Stagṓn for guitar, which I worked on between January and April 2020, was created in the described above manner but had an additional story to its creation. For many years, I faced the bizarre fright of writing a piece for classical guitar. I reckon that it is connected to the way I perceive music and arrange the harmonic relations. As a trained pianist, I seem to look at musical networks harmonically-horizontally. It is familiar and somehow imprinted in my compositional nature since childhood when I started to play the piano. This relation to perceiving networks of sounds seems secure but becomes an obstacle while working with the instrument that produces sound quite differently. As a part of training in classical composition at the university, future composers are being acquainted with the art of orchestration and instrumentation, to be free, independent, and flexible in writing or arranging music for all possible instruments. To my astonishment, after so many years after graduation, I realized that the guitar was practically never a subject of the orchestration class and rarely discussed, notwithstanding its often implementation in contemporary music settings since the last century representatively.
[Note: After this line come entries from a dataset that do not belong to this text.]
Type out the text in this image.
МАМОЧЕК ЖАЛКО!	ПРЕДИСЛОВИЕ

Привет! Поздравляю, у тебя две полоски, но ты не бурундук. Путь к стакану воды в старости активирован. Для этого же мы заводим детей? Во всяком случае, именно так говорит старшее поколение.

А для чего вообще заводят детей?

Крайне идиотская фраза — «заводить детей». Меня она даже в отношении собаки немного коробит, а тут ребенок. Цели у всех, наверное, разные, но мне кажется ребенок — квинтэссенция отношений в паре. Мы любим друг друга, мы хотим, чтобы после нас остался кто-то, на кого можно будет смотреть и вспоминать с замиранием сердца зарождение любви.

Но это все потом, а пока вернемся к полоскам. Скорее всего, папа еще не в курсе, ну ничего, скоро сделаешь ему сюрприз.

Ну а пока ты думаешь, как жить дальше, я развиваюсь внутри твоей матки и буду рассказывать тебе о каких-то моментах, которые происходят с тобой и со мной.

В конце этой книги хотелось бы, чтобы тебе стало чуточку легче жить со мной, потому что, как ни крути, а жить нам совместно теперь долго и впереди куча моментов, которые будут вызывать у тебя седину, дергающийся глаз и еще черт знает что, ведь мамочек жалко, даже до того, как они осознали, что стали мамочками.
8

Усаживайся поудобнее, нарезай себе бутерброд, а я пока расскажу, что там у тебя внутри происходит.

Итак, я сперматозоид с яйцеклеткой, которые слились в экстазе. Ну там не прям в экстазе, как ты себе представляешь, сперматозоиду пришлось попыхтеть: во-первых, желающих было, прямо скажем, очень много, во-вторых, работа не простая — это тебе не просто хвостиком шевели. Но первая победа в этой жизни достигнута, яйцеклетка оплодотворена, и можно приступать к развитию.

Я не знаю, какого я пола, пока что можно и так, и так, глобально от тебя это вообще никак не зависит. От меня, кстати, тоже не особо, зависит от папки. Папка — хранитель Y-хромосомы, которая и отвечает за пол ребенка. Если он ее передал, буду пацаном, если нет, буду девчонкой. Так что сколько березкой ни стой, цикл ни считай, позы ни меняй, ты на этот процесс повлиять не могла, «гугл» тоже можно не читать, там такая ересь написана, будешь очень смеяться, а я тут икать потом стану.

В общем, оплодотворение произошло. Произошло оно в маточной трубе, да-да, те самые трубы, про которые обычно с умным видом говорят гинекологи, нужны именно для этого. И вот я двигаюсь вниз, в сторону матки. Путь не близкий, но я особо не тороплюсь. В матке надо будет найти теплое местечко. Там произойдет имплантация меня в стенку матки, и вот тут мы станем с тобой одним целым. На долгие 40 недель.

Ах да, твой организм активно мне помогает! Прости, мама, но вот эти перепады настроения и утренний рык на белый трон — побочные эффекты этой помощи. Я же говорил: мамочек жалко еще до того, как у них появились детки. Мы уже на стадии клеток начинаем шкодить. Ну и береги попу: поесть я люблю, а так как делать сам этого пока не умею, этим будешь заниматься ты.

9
What follows is uncertainty and insufficient knowledge and flexibility in producing the music for this instrument. It is accurate what Seth F. Josel and Ming Tsao underline in "The Techniques of Guitar Playing", that writing for guitar brings a hassle, for the composers "must be aware of the rich variety of sounds that the guitar itself can produce" and "must be able to notate an array of such techniques so that the performer can properly interpret them". The comfort of creating a new piece with the participation of the performer is not a standard. Usually, the composers need to undergo this challenge alone, with the support of instrumentation books and study of dedicated literature and scores only.
My story with Stagṓn followed precisely the same way. Fortunately, I had a chance to access the instrument while composing my work and experiment with its unfamiliar for me, nature. My husband's advice and guidance, a composer with a B.A. in classical guitar, who stopped performing years ago, was still a life-saver and helped overcome many technical insecurities.